Gaza, in 400 tra vescovi e sacerdoti firmano la petizione "Preti contro il genocidio". Ma il Vaticano rifiuta questa definizione
Si tratta di una piattaforma partita dal mondo cattolico di base e che piano piano si è estesa con obiettivi ben precisi. Per esempio la sensibilizzazione nelle parrocchie di fronte alla tragedia umanitaria in corso
giovedì 11 settembre 2025 di Franca Giansoldati
Il Vaticano non lo ha mai chiamato genocidio e il cardinale Pietro Parolin spiega, citando il diritto internazionale, che quel che sta succedendo a Gaza – tecnicamente parlando – non si può definire tale anche se quattrocendo sacerdoti e vescovi stanno firmando un appello nazionale per il Parlamento il cui titolo è eloquente: «Preti contro il genocidio, rete di sacerdoti e vescovi».

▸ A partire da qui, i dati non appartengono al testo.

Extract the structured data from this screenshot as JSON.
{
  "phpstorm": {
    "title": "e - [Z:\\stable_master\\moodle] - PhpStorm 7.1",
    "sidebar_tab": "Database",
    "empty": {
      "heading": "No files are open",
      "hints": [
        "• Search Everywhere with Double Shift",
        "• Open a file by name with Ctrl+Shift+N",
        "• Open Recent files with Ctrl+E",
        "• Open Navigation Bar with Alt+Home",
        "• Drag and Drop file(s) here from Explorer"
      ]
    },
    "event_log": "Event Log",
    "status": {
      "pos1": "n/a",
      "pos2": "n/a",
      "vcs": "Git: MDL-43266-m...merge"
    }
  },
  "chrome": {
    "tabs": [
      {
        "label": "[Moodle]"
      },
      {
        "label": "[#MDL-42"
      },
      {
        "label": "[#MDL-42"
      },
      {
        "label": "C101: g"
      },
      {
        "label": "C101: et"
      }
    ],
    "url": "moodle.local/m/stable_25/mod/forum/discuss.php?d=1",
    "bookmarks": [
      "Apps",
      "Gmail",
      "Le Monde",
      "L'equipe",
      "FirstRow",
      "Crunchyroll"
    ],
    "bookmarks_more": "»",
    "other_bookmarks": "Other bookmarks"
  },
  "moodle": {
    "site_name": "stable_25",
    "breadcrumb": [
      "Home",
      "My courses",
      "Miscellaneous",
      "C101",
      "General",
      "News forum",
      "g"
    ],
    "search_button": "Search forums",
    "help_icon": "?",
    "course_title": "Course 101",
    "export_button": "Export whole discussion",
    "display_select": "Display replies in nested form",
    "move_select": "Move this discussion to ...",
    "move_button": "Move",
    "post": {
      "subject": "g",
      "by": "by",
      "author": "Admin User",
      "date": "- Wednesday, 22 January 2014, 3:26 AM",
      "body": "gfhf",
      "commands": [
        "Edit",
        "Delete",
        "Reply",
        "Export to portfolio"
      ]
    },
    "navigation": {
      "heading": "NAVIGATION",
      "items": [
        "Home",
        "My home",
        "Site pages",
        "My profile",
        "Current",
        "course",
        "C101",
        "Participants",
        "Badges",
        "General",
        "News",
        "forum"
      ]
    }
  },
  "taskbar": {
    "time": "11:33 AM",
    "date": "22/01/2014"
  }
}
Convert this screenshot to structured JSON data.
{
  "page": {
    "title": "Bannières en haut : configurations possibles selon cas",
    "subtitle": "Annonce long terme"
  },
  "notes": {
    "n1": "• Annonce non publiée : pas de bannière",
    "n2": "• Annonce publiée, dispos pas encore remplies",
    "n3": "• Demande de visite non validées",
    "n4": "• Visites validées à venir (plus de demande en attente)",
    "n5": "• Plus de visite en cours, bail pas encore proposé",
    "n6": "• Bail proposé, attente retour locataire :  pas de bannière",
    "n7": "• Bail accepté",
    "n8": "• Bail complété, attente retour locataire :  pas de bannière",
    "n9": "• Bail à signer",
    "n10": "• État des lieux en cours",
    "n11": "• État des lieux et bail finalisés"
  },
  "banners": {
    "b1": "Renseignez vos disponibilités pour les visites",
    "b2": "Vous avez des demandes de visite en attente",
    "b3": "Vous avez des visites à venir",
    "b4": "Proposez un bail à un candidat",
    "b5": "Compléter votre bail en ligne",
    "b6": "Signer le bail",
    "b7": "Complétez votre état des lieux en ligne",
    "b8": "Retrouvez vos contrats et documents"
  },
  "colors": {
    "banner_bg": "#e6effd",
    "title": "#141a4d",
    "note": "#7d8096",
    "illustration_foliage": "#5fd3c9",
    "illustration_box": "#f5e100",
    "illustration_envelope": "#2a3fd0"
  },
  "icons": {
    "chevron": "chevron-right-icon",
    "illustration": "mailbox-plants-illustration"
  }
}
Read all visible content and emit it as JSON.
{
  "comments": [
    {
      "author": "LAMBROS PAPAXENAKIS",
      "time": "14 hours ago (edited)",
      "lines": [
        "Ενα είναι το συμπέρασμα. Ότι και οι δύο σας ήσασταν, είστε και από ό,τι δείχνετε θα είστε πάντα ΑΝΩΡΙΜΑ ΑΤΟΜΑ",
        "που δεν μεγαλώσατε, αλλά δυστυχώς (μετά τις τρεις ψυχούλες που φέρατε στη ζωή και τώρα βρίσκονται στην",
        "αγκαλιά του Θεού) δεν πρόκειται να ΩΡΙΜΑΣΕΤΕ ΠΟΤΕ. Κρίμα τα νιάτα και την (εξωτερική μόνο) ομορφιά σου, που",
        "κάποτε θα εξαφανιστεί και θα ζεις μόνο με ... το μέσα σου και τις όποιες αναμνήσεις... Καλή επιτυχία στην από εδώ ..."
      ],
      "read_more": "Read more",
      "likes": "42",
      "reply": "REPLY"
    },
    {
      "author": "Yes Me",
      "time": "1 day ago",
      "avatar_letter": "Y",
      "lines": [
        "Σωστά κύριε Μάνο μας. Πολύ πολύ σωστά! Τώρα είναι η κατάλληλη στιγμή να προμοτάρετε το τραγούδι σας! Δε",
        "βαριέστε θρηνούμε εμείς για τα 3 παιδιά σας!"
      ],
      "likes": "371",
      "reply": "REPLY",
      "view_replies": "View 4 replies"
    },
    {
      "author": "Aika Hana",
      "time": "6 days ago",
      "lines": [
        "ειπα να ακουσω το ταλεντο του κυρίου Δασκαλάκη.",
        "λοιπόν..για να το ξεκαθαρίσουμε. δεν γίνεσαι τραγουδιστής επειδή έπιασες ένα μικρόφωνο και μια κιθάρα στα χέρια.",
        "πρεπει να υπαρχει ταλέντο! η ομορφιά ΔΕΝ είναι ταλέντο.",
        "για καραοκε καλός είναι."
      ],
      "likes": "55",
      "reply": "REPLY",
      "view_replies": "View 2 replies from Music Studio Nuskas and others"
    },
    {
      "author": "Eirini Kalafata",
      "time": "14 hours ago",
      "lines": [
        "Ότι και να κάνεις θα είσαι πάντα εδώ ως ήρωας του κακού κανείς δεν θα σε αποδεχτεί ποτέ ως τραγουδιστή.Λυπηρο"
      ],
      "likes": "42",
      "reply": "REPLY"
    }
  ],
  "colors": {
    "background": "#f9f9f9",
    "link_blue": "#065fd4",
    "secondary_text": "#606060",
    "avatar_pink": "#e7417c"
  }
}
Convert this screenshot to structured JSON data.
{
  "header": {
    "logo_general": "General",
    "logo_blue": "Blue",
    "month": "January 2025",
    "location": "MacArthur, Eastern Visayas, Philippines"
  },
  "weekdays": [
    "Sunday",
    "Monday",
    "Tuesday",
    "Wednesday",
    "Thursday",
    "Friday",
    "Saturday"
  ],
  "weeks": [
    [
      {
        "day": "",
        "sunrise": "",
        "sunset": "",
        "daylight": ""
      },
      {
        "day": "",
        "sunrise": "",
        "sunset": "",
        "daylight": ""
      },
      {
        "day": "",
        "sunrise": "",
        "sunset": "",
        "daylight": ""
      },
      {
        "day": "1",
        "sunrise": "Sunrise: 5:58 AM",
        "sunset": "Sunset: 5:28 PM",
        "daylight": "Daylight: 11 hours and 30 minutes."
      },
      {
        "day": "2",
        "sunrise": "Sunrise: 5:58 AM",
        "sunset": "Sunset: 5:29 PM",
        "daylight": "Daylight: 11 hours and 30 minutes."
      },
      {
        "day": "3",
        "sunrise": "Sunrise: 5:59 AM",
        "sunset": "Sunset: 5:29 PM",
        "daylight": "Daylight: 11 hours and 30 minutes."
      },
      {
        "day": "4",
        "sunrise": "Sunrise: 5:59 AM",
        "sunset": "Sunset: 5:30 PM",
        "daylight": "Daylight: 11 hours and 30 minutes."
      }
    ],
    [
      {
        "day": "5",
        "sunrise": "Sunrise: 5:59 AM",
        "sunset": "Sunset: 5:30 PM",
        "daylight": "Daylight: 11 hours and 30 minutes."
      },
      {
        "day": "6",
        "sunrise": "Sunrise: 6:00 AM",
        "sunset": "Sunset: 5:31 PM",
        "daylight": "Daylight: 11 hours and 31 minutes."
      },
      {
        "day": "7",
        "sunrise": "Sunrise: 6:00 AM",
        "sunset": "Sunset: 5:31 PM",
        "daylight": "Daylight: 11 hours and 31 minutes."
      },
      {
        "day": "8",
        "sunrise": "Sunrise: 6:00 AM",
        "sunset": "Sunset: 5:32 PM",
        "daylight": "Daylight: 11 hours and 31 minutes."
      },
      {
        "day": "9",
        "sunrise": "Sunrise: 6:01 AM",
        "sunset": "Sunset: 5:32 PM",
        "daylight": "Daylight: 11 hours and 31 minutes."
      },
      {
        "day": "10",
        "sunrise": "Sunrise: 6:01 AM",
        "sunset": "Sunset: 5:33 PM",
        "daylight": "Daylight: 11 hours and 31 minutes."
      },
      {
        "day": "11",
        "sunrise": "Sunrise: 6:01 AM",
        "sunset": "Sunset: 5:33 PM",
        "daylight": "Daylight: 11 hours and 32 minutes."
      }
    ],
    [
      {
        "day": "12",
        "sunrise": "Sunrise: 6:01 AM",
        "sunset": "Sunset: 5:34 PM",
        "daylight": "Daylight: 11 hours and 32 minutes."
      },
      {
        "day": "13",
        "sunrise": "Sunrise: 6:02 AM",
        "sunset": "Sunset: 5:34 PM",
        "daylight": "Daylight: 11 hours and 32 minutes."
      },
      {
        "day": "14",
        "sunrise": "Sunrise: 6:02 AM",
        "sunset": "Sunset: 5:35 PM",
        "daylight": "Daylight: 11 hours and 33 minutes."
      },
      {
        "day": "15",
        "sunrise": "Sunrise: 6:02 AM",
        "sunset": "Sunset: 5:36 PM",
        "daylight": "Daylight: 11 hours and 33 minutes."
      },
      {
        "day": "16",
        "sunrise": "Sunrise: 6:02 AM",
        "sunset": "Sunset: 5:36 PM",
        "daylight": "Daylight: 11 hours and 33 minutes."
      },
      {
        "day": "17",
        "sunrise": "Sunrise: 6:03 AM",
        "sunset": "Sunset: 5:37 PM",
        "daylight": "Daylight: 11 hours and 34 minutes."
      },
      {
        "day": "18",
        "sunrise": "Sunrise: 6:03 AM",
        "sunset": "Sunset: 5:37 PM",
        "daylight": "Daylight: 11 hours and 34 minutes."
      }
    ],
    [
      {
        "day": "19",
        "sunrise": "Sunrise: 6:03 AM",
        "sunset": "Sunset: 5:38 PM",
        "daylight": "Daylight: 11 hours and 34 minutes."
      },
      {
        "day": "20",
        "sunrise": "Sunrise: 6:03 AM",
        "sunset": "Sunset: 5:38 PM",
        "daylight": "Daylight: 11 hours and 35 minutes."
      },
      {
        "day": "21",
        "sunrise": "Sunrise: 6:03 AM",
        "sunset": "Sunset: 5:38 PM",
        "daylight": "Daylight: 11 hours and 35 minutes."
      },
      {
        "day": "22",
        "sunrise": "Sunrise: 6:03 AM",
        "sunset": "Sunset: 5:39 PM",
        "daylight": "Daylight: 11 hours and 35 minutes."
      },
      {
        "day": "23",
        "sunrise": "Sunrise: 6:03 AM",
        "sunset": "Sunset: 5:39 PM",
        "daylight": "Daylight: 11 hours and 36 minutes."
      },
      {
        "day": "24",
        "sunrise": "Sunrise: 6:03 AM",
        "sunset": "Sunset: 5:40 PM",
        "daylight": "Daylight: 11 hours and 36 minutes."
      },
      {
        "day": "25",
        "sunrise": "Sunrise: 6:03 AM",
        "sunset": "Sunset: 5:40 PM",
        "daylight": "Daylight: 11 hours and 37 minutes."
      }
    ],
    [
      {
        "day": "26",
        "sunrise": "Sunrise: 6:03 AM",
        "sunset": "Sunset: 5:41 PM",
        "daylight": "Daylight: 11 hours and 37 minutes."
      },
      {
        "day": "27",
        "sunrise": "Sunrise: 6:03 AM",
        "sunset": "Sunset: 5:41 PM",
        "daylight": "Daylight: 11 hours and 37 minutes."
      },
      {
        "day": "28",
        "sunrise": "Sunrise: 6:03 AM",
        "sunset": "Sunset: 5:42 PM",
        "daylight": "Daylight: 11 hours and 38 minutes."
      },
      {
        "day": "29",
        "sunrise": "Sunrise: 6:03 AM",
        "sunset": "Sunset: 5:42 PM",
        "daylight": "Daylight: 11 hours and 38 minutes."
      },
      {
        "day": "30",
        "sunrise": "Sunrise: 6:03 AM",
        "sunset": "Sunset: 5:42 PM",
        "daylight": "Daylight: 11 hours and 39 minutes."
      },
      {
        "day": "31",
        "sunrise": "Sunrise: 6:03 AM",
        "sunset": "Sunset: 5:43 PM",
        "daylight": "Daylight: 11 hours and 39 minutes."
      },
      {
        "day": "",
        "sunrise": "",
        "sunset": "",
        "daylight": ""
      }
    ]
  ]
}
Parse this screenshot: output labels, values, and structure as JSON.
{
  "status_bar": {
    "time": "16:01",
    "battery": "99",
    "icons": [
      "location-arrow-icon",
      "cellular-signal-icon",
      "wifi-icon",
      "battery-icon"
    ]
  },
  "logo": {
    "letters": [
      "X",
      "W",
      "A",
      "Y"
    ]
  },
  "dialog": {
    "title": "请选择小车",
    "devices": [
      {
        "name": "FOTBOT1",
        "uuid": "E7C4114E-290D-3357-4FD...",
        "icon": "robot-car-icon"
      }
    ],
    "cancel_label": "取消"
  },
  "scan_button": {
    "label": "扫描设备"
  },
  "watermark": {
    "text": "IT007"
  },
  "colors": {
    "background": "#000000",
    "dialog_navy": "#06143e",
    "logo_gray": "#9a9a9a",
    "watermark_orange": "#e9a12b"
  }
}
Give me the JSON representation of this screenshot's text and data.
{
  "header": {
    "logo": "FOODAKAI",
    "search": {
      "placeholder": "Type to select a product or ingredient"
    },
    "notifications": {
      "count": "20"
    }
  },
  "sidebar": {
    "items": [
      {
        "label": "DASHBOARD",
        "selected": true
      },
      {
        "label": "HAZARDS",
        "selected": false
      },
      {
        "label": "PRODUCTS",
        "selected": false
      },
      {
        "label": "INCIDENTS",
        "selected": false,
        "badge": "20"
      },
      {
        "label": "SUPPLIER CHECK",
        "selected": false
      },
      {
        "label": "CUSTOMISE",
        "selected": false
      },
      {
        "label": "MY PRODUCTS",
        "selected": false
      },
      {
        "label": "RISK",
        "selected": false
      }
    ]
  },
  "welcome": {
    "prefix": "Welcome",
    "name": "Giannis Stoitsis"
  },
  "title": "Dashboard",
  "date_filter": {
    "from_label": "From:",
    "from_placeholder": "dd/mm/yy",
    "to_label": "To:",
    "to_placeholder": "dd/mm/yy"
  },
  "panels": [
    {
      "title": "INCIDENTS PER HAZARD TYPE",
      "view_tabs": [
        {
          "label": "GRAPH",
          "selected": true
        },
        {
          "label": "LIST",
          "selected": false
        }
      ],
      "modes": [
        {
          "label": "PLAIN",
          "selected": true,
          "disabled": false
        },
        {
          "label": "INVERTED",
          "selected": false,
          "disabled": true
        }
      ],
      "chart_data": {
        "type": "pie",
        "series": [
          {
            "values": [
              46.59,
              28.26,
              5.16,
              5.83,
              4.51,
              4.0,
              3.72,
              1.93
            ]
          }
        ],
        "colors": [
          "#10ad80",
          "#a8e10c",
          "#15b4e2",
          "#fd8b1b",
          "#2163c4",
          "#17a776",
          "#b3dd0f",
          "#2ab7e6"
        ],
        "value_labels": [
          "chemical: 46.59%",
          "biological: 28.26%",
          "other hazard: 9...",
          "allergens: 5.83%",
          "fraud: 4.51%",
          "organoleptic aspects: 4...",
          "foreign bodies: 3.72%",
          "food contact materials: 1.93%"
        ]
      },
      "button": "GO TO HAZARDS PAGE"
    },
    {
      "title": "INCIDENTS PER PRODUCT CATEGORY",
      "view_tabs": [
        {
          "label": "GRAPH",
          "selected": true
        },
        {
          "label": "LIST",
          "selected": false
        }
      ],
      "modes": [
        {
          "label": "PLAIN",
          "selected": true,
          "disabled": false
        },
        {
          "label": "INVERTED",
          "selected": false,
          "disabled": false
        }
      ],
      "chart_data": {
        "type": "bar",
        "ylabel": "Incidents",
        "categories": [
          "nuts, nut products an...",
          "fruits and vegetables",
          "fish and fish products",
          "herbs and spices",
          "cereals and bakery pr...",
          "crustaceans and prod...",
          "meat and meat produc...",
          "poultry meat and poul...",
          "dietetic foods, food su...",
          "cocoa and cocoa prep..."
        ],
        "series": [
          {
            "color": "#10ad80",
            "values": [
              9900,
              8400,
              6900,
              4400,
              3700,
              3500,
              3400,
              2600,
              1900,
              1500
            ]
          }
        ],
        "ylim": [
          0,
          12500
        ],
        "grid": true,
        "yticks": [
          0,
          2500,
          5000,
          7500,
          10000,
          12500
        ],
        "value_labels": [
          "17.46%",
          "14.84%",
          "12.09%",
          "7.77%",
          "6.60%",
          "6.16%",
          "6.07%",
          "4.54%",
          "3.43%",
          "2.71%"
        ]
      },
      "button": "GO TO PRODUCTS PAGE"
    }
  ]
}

Si tratta di una piattaforma partita dal mondo cattolico di base e che piano piano si è estesa con obiettivi ben precisi. Per esempio la sensibilizzazione nelle parrocchie di fronte alla tragedia umanitaria della «popolazione civile palestinese nella Striscia e negli altri Territori Palestinesi Occupati. Questa rete non nasce per fomentare odio o divisione, ma per dare voce unitaria alle tante iniziative personali che già esprimono denuncia e richiamo alla giustizia, nella fedeltà al Vangelo e alla Costituzione Italiana.Beati gli operatori di pace”».